Larry Koen :
Is is possible to duplicate an entire harddrive to another including programs and operating system if the harddrive is the same year make and model? The outcome I am looking for is to use that harddrive in case of a failure of the original drive.
Our entire church records and files, weekly service and music is run by this computer, a failure without a drive to swap and use would be extremly limiting. Can it be done?
While it's literally possible to clone the entire drive to another as a backup, from your description that's probably not what you want to do.
If it's crucial that this system be running and available all the time (i.e. there can be no downtime), then you want to look into making a RAID-1 system drive. RAID-1 uses two drives with the same content. If you write a file, the computer writes it to both drives simultaneously. If one of the drives should fail, the computer automatically switches to the remaining drive. You can then buy a replacement drive, install it, and the computer will duplicate the remaining good drive onto the new drive, thus restoring the redundancy. Drawback is cost, increased complexity when installing (you may have to manually install RAID drivers during the install process), and in some cases increased complexity of recovery in case of catastrophic failure (e.g. if both drives go bad, you cannot just pop in a Windows install disk to run the automated repair). Be forewarned that RAID is just to prevent downtime - you still need to back it up.

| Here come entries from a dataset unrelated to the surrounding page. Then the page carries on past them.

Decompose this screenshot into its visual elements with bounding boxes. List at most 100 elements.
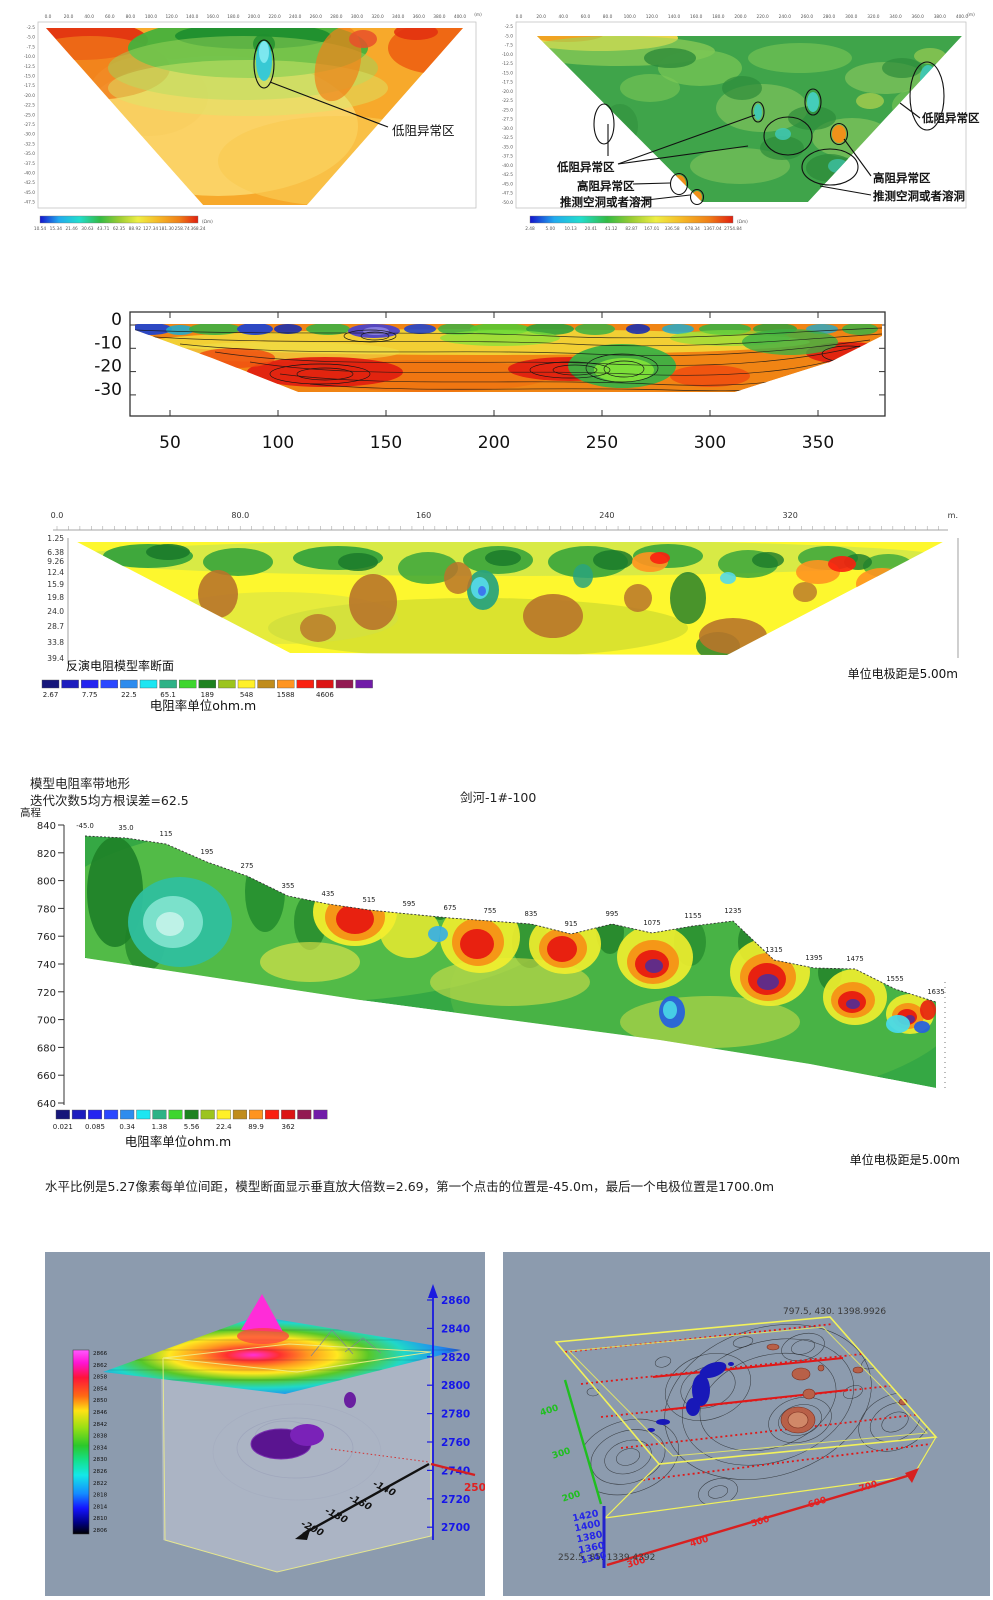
annotation-cave-left: 推测空洞或者溶洞 [560, 195, 652, 209]
color-blob-13 [349, 30, 377, 48]
surface-position-labels-0: -45.0 [76, 822, 94, 830]
x-axis-unit: (m) [967, 12, 975, 18]
distance-axis-ticks-4: 250 [586, 433, 618, 453]
color-blob-42 [760, 634, 820, 655]
color-blob-25 [720, 572, 736, 584]
annotation-cave-right: 推测空洞或者溶洞 [873, 189, 965, 203]
legend-swatch-13 [296, 679, 314, 689]
distance-axis-ticks-5: 300 [694, 433, 726, 453]
color-blob-30 [594, 358, 654, 382]
surface-position-labels-7: 515 [363, 896, 376, 904]
depth-ticks-7: 28.7 [47, 622, 64, 631]
depth-ticks-1: 6.38 [47, 548, 64, 557]
legend-swatch-15 [335, 679, 354, 689]
color-blob-19 [670, 572, 706, 624]
legend-swatch-13 [265, 1109, 280, 1120]
colorbar-ticks-7: 336.58 [665, 226, 680, 232]
x-axis-ticks-15: 300.0 [351, 14, 364, 20]
colorbar-ticks-10: 2826 [93, 1469, 108, 1475]
color-blob-28 [478, 586, 486, 596]
legend-swatch-5 [139, 679, 158, 689]
y-axis-ticks-16: -42.5 [502, 172, 513, 178]
red-dotted-line [330, 1448, 430, 1463]
color-blob-64 [252, 862, 268, 872]
high-resistivity-bodies [766, 1343, 908, 1434]
surface-position-labels-5: 355 [282, 882, 295, 890]
contour-line-1 [139, 333, 882, 347]
low-resistivity-bodies [647, 1361, 734, 1432]
x-axis-ticks-15: 300.0 [845, 14, 858, 20]
legend-swatches [41, 679, 373, 689]
red-axis [430, 1462, 476, 1477]
x-axis-ticks-12: 240.0 [779, 14, 792, 20]
color-blob-12 [722, 76, 762, 100]
color-blob-4 [189, 324, 241, 335]
y-axis-ticks-10: -27.5 [24, 122, 35, 128]
legend-swatch-9 [218, 679, 236, 689]
red-axis-tick: 250 [464, 1482, 485, 1494]
x-axis-ticks-4: 80.0 [603, 14, 613, 20]
colorbar-ticks-11: 2822 [93, 1481, 107, 1487]
distance-axis-ticks-3: 200 [478, 433, 510, 453]
z-axis-ticks-8: 2700 [441, 1522, 470, 1534]
colorbar-ticks-10: 2754.84 [724, 226, 742, 232]
legend-swatch-3 [100, 679, 119, 689]
x-axis-ticks-8: 160.0 [690, 14, 703, 20]
colorbar-ticks-1: 5.00 [546, 226, 556, 232]
elevation-ticks-8: 680 [37, 1043, 56, 1054]
y-axis-ticks-11: -30.0 [24, 132, 35, 138]
colorbar-ticks-6: 2842 [93, 1422, 107, 1428]
colorbar-ticks: 2.48 5.00 10.13 20.41 41.12 82.87 167.01 336.58… [525, 226, 742, 232]
line-6 [843, 138, 872, 177]
colorbar-ticks-5: 62.35 [113, 226, 126, 232]
x-axis-ticks-3: 60.0 [581, 14, 591, 20]
legend-values-1: 7.75 [82, 691, 98, 699]
legend-swatch-4 [120, 679, 138, 689]
color-blob-47 [772, 645, 808, 655]
colorbar-unit: (Ωm) [202, 219, 213, 225]
contour-loop-8 [603, 360, 645, 378]
resistivity-section-2: 0.0 20.0 40.0 60.0 80.0 100.0 120.0 140.0 160.0 1… [502, 12, 980, 232]
plot-frame [515, 21, 967, 209]
x-axis-ticks-16: 320.0 [371, 14, 384, 20]
resistivity-section-1: 0.0 20.0 40.0 60.0 80.0 100.0 120.0 140.0 160.0 1… [24, 12, 482, 232]
surface-position-labels-20: 1555 [886, 975, 903, 983]
y-axis-ticks-3: -10.0 [24, 54, 35, 60]
distance-axis-ticks-6: 350 [802, 433, 834, 453]
color-blob-26 [856, 93, 884, 109]
y-axis-ticks-5: -15.0 [502, 70, 513, 76]
color-blob-13 [146, 544, 190, 560]
topo-contour-1 [604, 1439, 652, 1475]
color-blob-16 [593, 550, 633, 570]
title-line2: 迭代次数5均方根误差=62.5 [30, 793, 189, 808]
surface-position-labels-14: 1075 [643, 919, 660, 927]
y-axis-ticks-1: -5.0 [27, 35, 36, 41]
surface-position-labels-10: 755 [484, 907, 497, 915]
z-axis-ticks-0: 2860 [441, 1295, 470, 1307]
depth-axis-ticks-3: -30 [94, 380, 122, 400]
color-blob-31 [444, 562, 472, 594]
x-axis-ticks-4: 320 [783, 511, 798, 520]
low-resistivity-bodies [250, 1392, 356, 1460]
color-blob-10 [404, 324, 436, 334]
line-4 [632, 182, 671, 185]
color-blob-40 [547, 936, 577, 962]
legend-values-1: 0.085 [85, 1123, 105, 1131]
color-blob-27 [914, 48, 946, 64]
distance-axis-ticks-2: 150 [370, 433, 402, 453]
colorbar-unit: (Ωm) [737, 219, 748, 225]
elevation-ticks-3: 1360 [577, 1540, 606, 1556]
line-4 [642, 1443, 932, 1481]
annotation-low-resistivity: 低阻异常区 [392, 123, 455, 138]
color-blob-56 [508, 899, 522, 909]
y-axis-ticks: -2.5 -5.0 -7.5 -10.0 -12.5 -15.0 -17.5 -20.0 -22… [502, 24, 513, 206]
elevation-axis-label: 高程 [20, 806, 41, 819]
topo-contour-19 [843, 1385, 863, 1399]
x-axis-ticks-17: 340.0 [889, 14, 902, 20]
x-axis-ticks-4: 80.0 [126, 14, 136, 20]
topo-contour-14 [790, 1339, 816, 1355]
electrode-spacing-note: 单位电极距是5.00m [848, 666, 958, 681]
elevation-ticks-4: 760 [37, 932, 56, 943]
y-axis-ticks-3: -10.0 [502, 52, 513, 58]
topo-contour-11 [881, 1411, 909, 1433]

If you just want a backup (i.e. a little downtime is OK in case of system failure), look into backup tools like Easeus ToDo, Macrium Reflect, and Paragon Backup and Recovery. Make sure you create the recovery boot CD that comes with those tools. Then:
■ Add another HDD to the computer, slightly bigger than the existing one. (Or a lot bigger. The bigger it is, the more interim backup copies you can keep.) I'd recommend at least 2x as big. This will be your backup drive.
■ Backup the entire original hard drive to a backup image on the backup drive. This is the recovery image you'll use if the original HDD should go kaputt. You'll replace the dead drive with a new drive, boot off the recovery CD, and restore this image to the new drive. Update this about once a month or once every few months (or after a major system change like new programs installed). The backup program will compress the image, so the backup image size will be slightly smaller than the amount of used space on the main HDD.
■ Create a scheduled incremental backup that backs up all your data files. This should run once a day or once a week depending on how often the computer is used. This is what you'll use to restore files which are accidentally deleted or become corrupted. If you do suffer a main HDD failure, this is the backup you'll use to update after restoring the above system backup image, so it has the latest data files. These can be restored without the recovery CD. Differential backups will work too, but incremental is best. Although not necessary, about once a week (if daily backups) or once a month (if weekly backups), run a full data backup again. Definitely do it at least once a year.
■ Buy an external HDD the size of the backup drive you installed in step 1. Once a week or once a month, clone the backup drive to this external drive. You could run a separate backup to it, but cloning tends to be a lot faster since it just reads data straight off the disk sequentially instead of tracking down where each and every file is. Store this drive off-site. i.e. Take it home with you. This is your backup in case the church burns down, although it can also be used if your backup drive from step 1 dies.
Cloning (duplicating) a drive will work too, but it's generally something you do only when you need to duplicate a disk (e.g. transferring the OS to a new, bigger HDD or a SSD). It's not really recommended as a backup tool because your "backup drive" gets overwritten each time you're cloning. If the system should fail during the cloning process, you'll have a non-functioning system, and you won't have a backup. With the backup procedures I've outlined above, you can retain multiple backup images (depending on size of the backup drive). So if the system fails while it's creating a new backup image, only the original HDD and most recent backup image would be lost. You can still recover from an earlier backup image. The backup programs I listed should also be capable of cloning a drive.